On m'a dit que la recherche à coût uniforme est une méthode aveugle et que la meilleure recherche en premier ne l'est pas, ce qui m'a encore plus dérouté (les deux ont des informations sur les coûts des nœuds ou non?).
La différence réside dans la fonction heuristique .
La recherche à coût uniforme est non informée recherche: elle n'utilise aucune connaissance de domaine. Il étend le nœud le moins coûteux, et il le fait dans toutes les directions car aucune information sur l'objectif n'est fournie. Il peut être considéré comme une fonction f(n) = g(n)
où g(n)
est un coût de chemin ("coût de chemin" lui-même est une fonction qui attribue un coût numérique à un chemin par rapport à la mesure de la performance, par exemple distance en kilomètres, ou nombre de déplacements, etc.). C'est simplement un coût pour atteindre le nœud n.
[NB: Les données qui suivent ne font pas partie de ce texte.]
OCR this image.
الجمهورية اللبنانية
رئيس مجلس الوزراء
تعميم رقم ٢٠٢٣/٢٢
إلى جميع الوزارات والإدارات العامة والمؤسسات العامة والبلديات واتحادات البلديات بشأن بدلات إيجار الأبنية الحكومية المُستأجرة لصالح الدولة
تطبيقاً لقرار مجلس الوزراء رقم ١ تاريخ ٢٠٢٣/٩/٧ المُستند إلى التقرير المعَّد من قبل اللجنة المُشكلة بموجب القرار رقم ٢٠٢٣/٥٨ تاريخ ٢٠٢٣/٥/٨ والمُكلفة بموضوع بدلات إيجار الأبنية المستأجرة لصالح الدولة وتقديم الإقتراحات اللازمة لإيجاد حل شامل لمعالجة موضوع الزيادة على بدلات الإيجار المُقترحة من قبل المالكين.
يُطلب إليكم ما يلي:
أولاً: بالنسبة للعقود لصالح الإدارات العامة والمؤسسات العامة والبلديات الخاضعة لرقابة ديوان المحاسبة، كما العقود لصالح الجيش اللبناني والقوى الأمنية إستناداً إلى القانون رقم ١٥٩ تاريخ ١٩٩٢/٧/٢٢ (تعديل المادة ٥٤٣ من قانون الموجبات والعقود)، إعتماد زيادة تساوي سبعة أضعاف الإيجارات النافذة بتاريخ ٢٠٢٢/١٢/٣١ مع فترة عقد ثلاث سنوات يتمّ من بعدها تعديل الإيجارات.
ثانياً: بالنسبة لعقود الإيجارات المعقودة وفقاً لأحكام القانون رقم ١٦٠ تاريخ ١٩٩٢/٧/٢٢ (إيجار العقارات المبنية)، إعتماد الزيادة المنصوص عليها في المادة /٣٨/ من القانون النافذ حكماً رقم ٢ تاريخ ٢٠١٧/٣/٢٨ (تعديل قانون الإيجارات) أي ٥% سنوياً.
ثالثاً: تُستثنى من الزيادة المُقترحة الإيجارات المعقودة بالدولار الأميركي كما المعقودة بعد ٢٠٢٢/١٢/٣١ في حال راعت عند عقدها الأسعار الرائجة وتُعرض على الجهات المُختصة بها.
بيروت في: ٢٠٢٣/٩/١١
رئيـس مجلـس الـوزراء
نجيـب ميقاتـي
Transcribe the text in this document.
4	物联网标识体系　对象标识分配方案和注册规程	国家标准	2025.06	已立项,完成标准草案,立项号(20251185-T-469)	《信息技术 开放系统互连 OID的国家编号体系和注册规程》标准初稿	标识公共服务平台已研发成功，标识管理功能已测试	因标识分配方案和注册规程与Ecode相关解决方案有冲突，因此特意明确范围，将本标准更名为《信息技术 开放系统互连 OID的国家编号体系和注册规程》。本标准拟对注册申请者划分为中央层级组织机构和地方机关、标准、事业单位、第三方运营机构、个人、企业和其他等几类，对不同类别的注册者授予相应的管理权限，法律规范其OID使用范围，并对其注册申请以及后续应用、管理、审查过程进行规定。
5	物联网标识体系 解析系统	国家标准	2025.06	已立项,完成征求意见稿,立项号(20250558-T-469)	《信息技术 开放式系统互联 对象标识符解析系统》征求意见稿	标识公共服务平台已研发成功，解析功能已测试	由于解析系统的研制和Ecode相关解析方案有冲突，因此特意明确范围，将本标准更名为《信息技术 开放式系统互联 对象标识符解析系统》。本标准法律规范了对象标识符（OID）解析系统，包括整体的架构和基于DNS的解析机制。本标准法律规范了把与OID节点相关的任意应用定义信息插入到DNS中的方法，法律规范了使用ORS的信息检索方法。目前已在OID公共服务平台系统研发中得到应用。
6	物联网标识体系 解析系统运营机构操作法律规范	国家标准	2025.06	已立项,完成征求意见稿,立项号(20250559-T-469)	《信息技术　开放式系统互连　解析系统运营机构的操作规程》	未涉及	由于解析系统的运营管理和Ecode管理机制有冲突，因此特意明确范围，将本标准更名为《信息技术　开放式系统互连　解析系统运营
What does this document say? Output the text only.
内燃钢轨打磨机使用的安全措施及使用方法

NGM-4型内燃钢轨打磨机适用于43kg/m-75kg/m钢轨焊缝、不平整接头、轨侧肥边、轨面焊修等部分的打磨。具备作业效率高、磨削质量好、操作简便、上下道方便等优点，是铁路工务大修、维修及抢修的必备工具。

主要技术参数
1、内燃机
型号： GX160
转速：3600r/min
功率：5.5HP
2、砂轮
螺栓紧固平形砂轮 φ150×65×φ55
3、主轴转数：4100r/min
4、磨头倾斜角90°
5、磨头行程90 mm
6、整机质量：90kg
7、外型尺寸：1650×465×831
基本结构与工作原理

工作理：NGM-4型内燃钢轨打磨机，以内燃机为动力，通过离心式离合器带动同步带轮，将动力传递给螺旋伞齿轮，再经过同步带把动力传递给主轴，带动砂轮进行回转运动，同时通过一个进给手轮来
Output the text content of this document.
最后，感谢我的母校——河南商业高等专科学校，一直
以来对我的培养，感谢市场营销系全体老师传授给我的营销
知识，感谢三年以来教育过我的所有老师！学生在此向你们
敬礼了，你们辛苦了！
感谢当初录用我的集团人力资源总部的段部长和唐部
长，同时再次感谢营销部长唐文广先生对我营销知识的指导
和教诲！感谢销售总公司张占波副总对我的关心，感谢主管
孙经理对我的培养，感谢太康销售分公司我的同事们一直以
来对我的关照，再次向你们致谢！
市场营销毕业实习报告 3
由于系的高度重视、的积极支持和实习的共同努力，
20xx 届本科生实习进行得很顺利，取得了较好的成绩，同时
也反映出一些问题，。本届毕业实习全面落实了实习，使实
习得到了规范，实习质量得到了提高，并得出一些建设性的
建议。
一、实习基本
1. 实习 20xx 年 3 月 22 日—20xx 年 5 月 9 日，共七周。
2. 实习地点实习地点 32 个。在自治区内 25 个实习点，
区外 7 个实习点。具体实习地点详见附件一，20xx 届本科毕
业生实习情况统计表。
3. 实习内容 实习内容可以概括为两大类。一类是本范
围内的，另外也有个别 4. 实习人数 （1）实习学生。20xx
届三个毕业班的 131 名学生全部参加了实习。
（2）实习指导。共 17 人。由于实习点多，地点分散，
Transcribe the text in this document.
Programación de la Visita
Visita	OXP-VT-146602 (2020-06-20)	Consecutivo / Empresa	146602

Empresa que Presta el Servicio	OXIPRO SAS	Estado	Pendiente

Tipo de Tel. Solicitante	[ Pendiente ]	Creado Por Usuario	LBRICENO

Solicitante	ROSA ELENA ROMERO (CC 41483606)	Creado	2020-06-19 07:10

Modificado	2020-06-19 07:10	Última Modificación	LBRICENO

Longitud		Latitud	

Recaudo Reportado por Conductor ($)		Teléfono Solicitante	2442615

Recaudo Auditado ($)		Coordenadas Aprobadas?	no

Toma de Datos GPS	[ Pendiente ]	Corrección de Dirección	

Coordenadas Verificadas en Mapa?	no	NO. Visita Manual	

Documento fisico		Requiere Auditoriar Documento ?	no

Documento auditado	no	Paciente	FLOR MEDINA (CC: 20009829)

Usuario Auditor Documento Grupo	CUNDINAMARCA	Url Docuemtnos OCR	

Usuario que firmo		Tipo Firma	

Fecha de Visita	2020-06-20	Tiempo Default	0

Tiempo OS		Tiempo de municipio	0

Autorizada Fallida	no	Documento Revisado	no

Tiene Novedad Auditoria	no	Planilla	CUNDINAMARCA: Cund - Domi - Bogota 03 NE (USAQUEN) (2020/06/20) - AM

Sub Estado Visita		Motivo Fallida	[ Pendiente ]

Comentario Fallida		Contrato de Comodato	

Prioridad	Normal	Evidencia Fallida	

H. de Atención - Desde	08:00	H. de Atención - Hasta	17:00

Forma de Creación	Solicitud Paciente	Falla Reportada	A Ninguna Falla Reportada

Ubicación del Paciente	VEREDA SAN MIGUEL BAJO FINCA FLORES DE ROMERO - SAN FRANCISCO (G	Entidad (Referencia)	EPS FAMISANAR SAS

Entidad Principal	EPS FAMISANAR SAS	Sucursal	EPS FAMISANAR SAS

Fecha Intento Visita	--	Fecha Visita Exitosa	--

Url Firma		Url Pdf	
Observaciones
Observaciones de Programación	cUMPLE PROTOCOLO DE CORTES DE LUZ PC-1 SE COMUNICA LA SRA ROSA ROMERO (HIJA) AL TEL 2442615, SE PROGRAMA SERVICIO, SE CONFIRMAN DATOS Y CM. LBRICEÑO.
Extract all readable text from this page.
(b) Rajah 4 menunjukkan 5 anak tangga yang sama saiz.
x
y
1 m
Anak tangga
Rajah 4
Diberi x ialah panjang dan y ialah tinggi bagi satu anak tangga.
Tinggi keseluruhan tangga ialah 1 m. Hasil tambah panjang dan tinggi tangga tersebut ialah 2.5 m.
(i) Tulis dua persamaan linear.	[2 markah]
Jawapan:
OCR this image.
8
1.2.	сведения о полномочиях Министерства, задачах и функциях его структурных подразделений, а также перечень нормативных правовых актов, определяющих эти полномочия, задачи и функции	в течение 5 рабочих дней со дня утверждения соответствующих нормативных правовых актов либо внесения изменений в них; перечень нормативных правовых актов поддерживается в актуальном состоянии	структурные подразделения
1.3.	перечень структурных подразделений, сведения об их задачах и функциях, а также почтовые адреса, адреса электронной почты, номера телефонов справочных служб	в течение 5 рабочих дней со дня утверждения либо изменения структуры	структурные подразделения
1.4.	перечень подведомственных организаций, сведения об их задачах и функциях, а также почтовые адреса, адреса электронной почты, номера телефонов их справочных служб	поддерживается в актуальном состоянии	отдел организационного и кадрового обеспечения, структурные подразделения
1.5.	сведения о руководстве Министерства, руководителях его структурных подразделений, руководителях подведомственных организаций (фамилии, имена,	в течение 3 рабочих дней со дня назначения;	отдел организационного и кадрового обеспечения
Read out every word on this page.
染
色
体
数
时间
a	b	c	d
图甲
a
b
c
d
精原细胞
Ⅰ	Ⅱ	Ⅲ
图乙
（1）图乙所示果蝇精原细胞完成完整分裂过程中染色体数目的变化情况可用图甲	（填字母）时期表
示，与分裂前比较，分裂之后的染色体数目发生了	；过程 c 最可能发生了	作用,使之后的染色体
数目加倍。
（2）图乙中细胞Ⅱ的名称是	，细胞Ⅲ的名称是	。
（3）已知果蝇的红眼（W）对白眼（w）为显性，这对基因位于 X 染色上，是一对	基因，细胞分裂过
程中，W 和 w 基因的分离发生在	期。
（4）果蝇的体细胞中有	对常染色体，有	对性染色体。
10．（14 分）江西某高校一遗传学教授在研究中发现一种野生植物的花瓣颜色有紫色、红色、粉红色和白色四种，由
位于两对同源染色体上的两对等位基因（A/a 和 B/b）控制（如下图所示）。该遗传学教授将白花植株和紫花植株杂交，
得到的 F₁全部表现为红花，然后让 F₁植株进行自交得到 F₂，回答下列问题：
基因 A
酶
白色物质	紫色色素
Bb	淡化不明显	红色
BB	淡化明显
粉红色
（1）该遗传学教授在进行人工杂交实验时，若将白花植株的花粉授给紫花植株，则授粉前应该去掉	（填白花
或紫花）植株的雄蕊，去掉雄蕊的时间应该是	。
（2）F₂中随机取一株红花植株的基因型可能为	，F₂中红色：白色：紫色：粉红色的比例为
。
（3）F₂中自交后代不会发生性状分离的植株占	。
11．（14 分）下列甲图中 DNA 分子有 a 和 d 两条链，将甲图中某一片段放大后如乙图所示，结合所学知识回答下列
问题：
Meilleure recherche en premier est informé recherche: il utilise une fonction heuristique pour estimer à quel point l'état actuel est proche du but (est-ce qu'on se rapproche du but?) . Par conséquent, notre fonction de coût f(n) = g(n)
est combinée avec le coût pour aller de n au but, la h(n)
(fonction heuristique qui estime ce coût) nous donnant f(n) = g(n) + h(n)
. Un exemple d'algorithme de recherche best-first est Un algorithme * .
Oui, les deux méthodes ont une liste de nœuds étendus, mais la meilleure recherche en premier tentera de minimiser ce nombre de nœuds étendus (coût du chemin + fonction heuristique) .
Il y a un petit malentendu ici. La recherche de coût uniforme, la meilleure première recherche et les algorithmes de recherche A * sont tous des algorithmes différents. Le coût uniforme est un algorithme de recherche non informé lorsque Meilleur avant et Les algorithmes de recherche A * sont des algorithmes de recherche informés. Informé signifie qu'il utilise une fonction heuristique pour décider du nœud en expansion. La différence entre la meilleure première recherche et A * est que la meilleure utilise d'abord f(n) = h(n)
pour développer et A * utilise f(n) = g(n)+h(n)
pour choisir le nœud en expansion. h(n)
est la fonction heuristique. g(n)
est le coût réel du nœud de départ au nœud n.
https://www.cs.utexas.edu/~mooney/cs343/slide-handouts/heuristic-search.4.pdf On peut le voir ici avec plus de détails.
Légère correction à la réponse acceptée
La recherche Best-first ne permet pas d'estimer la proximité de l'objectif de l'état actuel, elle estime la proximité de l'objectif de chacun des prochains états (à partir de l'état actuel) pour influencer le chemin sélectionné.
La recherche à coût uniforme étend le nœud le moins cher (quelle que soit l'heuristique), et la recherche en premier lieu étend le nœud le moins (coût + heuristique).
f(n) = g(n)
f(n) = g(n) + h(n)
Chacune de ces fonctions évalue les nœuds d'expansion potentiels, pas le nœud actuel lors de la traversée de l'arbre à la recherche d'un n qui est un état objectif
Les différences sont données ci-dessous:
La recherche à coût uniforme (UCS) développe le nœud avec le coût de trajet le plus bas (c'est-à-dire avec le g (n) le plus bas), tandis que la recherche Best-first (BFS) développe le nœud avec le plus proche de l'objectif
UCS ne peut pas traiter avec une fonction heuristique, alors que BFS peut traiter avec une fonction heuristique
Dans UCS, f(n) = g (n), alors que, dans BFS, f(n) = g(n) + h (n).
La recherche à coût uniforme sélectionne le nœud non visité avec la distance la plus faible, calcule la distance qui le traverse jusqu'à chaque voisin non visité et met à jour la distance du voisin s'il est plus petit.
La meilleure recherche en premier est un algorithme basé sur l'heuristique qui tente de prédire à quelle distance la fin d'un chemin (c'est-à-dire le dernier nœud du chemin) est proche du nœud cible, de sorte que les chemins jugés plus proches d'une solution soient développés premier.